En la actividad de dirección de proyectos también surge el efecto sandía. Lo produce percibir a la documentación como un trámite burocrático sin ningún valor real. Pero, y esto hay que asimilarlo bien, el plan del proyecto es la hoja de ruta que marca el itinerario a seguir al equipo, y el seguimiento es comprobar y registrar el camino que realmente se hace. Por tanto, reflejan nuestras decisiones estratégicas.

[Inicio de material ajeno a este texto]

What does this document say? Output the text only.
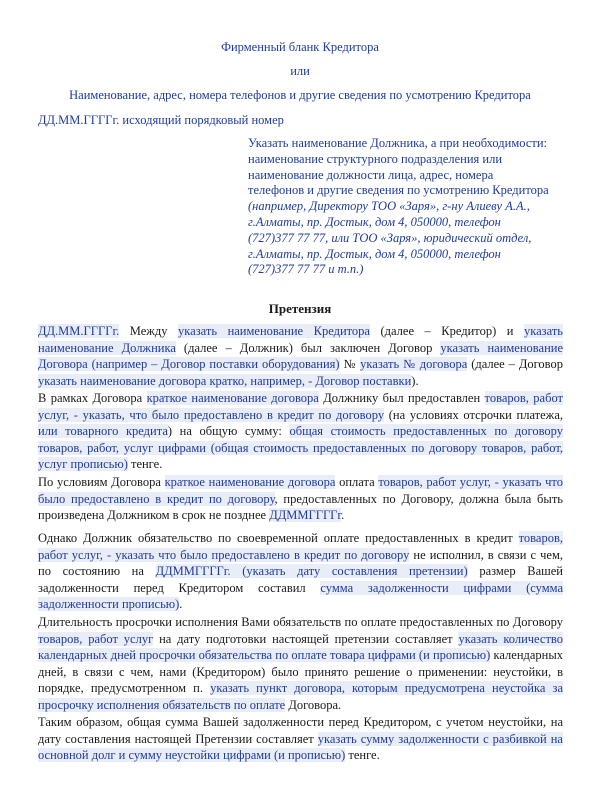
Фирменный бланк Кредитора
или
Наименование, адрес, номера телефонов и другие сведения по усмотрению Кредитора
ДД.ММ.ГГГГг. исходящий порядковый номер
Указать наименование Должника, а при необходимости:
наименование структурного подразделения или
наименование должности лица, адрес, номера
телефонов и другие сведения по усмотрению Кредитора
(например, Директору ТОО «Заря», г-ну Алиеву А.А.,
г.Алматы, пр. Достык, дом 4, 050000, телефон
(727)377 77 77, или ТОО «Заря», юридический отдел,
г.Алматы, пр. Достык, дом 4, 050000, телефон
(727)377 77 77 и т.п.)
Претензия
ДД.ММ.ГГГГг. Между указать наименование Кредитора (далее – Кредитор) и указать наименование Должника (далее – Должник) был заключен Договор указать наименование Договора (например – Договор поставки оборудования) № указать № договора (далее – Договор указать наименование договора кратко, например, - Договор поставки).
В рамках Договора краткое наименование договора Должнику был предоставлен товаров, работ услуг, - указать, что было предоставлено в кредит по договору (на условиях отсрочки платежа, или товарного кредита) на общую сумму: общая стоимость предоставленных по договору товаров, работ, услуг цифрами (общая стоимость предоставленных по договору товаров, работ, услуг прописью) тенге.
По условиям Договора краткое наименование договора оплата товаров, работ услуг, - указать что было предоставлено в кредит по договору, предоставленных по Договору, должна была быть произведена Должником в срок не позднее ДДММГГГГг.
Однако Должник обязательство по своевременной оплате предоставленных в кредит товаров, работ услуг, - указать что было предоставлено в кредит по договору не исполнил, в связи с чем, по состоянию на ДДММГГГГг. (указать дату составления претензии) размер Вашей задолженности перед Кредитором составил сумма задолженности цифрами (сумма задолженности прописью).
Длительность просрочки исполнения Вами обязательств по оплате предоставленных по Договору товаров, работ услуг на дату подготовки настоящей претензии составляет указать количество календарных дней просрочки обязательства по оплате товара цифрами (и прописью) календарных дней, в связи с чем, нами (Кредитором) было принято решение о применении: неустойки, в порядке, предусмотренном п. указать пункт договора, которым предусмотрена неустойка за просрочку исполнения обязательств по оплате Договора.
Таким образом, общая сумма Вашей задолженности перед Кредитором, с учетом неустойки, на дату составления настоящей Претензии составляет указать сумму задолженности с разбивкой на основной долг и сумму неустойки цифрами (и прописью) тенге.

Al rellenar un plan con prisa creas un itinerario incoherente y contradictorio. Por ejemplo, en una sección decides usar una herramienta y en otra mencionas otra diferente. Si se trasladan estas contradicciones al cliente puede darse cuenta de que el equipo va a la deriva. Un plan hecho así no sirve para nada y contribuye a aumentar las probabilidad de fracaso en el proyecto.
Soluciones
Si quieres evitar los defectos de forma y evitar el efecto sandía te sugiero lo siguiente:
- Los planes son decisiones estratégicas: escribid los planes con cabeza, cread una lista de tareas y ponedles plazos y responsables.
- Sinceridad: hay que crear buen ambiente y fomentar la confianza en el equipo para conseguir que en el documento de seguimiento se explique qué ha ocurrido realmente. Mentir en ese documento es hacer un trabajo inútil.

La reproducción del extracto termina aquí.